Today’s dish is one of the fast ones. Very fast. It’s probably also very good for you (but then again, isn’t all food?). If you think a bit ahead, then this shouldn’t take you much longer than 10 minutes. Cook the rice, cook the vegetables, make the sauce at roughly the same time. My Chinese Broccoli in an oyster and rice-wine sauce, is a bit of a posh dish. The inspiration for this comes, yet again, from the glorious Nigel Slater and his book “Tender Vol. 1”. If you don’t already own it, you should give Santa a hint. Kai Lan is more intense than broccoli, even though they come from the same family. It’s tenderness is superbly stressed by my sweet oyster and rice-wine sauce. The subtle richness of shiaoxing wine, the depth of oyster sauce and the lusciousness of sweet soy sauce make this sauce the perfect accompaniment for any green vegetable. If you can’t get a hold of Kai Lan, give kale a go or, if you must, broccoli. Try to get yourself a good vegan oyster-sauce for this dish, so that even your vegetarian friends can love it (If you don’t have any, get yourself a few of those too).

Chinese Broccoli in an oyster and rice-wine sauce.
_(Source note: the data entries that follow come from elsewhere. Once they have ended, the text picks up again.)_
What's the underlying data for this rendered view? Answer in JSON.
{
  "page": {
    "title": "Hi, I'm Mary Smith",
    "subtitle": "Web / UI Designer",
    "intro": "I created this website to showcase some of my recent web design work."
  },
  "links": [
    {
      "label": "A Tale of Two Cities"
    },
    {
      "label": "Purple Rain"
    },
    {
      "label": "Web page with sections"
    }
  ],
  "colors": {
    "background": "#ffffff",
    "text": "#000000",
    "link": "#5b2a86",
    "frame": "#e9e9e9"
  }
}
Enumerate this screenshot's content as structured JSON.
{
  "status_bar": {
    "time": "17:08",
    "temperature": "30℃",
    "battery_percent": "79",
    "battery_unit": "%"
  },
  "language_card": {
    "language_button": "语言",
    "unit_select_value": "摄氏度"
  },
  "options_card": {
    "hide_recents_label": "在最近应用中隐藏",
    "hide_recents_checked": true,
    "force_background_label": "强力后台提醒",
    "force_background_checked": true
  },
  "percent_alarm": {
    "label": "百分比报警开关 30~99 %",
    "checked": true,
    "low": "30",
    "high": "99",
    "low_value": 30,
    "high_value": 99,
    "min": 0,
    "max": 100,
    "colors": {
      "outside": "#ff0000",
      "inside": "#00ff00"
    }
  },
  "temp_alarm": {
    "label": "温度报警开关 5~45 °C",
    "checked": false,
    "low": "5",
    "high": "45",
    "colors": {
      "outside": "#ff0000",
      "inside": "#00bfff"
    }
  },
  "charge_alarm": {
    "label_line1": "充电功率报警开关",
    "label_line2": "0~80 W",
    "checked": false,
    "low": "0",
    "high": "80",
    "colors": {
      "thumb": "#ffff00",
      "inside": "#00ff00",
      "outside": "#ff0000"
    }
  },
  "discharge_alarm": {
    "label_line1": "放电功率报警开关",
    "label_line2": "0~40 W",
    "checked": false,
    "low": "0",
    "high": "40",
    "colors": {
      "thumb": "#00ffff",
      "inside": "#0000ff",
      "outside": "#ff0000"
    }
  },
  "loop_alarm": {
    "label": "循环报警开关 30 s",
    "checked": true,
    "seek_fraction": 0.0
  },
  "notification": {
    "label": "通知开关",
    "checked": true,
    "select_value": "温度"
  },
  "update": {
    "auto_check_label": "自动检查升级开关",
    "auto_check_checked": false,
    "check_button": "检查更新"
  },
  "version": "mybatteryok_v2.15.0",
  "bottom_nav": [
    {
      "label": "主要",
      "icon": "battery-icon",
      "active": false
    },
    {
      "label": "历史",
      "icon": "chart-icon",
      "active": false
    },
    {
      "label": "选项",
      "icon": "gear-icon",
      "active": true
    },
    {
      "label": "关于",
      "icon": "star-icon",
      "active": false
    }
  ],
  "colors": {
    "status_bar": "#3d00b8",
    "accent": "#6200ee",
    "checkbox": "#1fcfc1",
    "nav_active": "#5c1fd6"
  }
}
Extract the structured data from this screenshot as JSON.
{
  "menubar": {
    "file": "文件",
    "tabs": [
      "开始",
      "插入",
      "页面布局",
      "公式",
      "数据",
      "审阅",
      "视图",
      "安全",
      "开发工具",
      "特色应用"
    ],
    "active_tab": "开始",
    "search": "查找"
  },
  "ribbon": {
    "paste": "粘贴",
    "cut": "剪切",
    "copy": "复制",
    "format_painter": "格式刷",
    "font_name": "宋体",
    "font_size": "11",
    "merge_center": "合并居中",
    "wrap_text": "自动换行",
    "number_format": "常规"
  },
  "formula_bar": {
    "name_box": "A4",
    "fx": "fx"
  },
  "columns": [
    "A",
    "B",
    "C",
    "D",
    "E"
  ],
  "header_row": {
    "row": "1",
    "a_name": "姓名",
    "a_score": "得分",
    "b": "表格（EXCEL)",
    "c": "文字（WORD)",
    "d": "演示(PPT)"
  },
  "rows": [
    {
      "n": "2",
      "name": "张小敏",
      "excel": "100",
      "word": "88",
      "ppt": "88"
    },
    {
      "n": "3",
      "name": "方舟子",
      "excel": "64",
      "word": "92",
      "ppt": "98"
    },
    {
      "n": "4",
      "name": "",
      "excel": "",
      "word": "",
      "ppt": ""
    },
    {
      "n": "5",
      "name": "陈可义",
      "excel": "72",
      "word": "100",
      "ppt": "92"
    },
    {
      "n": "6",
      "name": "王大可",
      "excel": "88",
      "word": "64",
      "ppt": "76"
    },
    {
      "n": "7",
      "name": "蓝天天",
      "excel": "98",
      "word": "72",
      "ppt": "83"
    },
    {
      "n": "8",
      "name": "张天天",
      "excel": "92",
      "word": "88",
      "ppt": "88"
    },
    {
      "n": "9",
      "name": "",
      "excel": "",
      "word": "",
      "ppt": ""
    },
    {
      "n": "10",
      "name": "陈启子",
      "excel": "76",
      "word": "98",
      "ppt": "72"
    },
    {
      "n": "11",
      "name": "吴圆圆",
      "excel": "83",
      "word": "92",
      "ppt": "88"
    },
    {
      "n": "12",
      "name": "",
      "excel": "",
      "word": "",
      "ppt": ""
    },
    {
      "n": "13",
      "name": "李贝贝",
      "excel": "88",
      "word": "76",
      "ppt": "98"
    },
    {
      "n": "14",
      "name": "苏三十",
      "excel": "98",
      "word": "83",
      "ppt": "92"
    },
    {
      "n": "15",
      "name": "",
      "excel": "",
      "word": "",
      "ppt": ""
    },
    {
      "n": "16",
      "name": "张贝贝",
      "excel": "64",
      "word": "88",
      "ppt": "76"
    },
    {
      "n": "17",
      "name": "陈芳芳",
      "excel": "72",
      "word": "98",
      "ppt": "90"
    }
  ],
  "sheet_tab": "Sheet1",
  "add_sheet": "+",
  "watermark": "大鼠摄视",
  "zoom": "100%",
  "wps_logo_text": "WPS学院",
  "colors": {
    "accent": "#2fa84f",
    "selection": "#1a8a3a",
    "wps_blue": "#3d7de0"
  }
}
Kai Lan (also known as Chinese kale or broccoli - or either kale or broccoli)
Garlic
Shallot
Grilled pepper
Sesame oil
Vegetable oil
Shiaoxing Wine (Rice wine)
Oyster sauce
Sweet soy sauce

rawkailan-IMG_2127

Wash the Kai Lan trim off any wilted leaves. In a large pot boil it for five to ten minutes or until the thick stems are tender. Alternatively you could steam them, using a colander or steamer.

cookedkailan-IMG_2137

Finely slice the garlic and chop shallot (for a 300 to 400 g load, I use one clove of garlic and one small shallot). Add vegetable oil and sesame oil (I use one tablespoon of the plain and one teaspoon of the vegetable oil) to a sauce pan, add the sliced garlic and chopped shallots to the oil and allow to warm up. They shouldn’t brown, but turn translucent and ooze out their flavour into the oil. Add 1 part of shioxing wine (about half a cup), half a part of oyster sauce (a quarter of a cup) and a quarter of a part of sweet soy sauce. Allow everything to come to a boil and add a bit (one teaspoon) of finely diced grilled chilli. Taste and adjust seasoning if necessary, make sure to give the wine a bit of time before tasting so that all alcohol can evaporate. Allow the sauce to thicken slightly, and spoon it over the kai lan. Serve with rice and enjoy.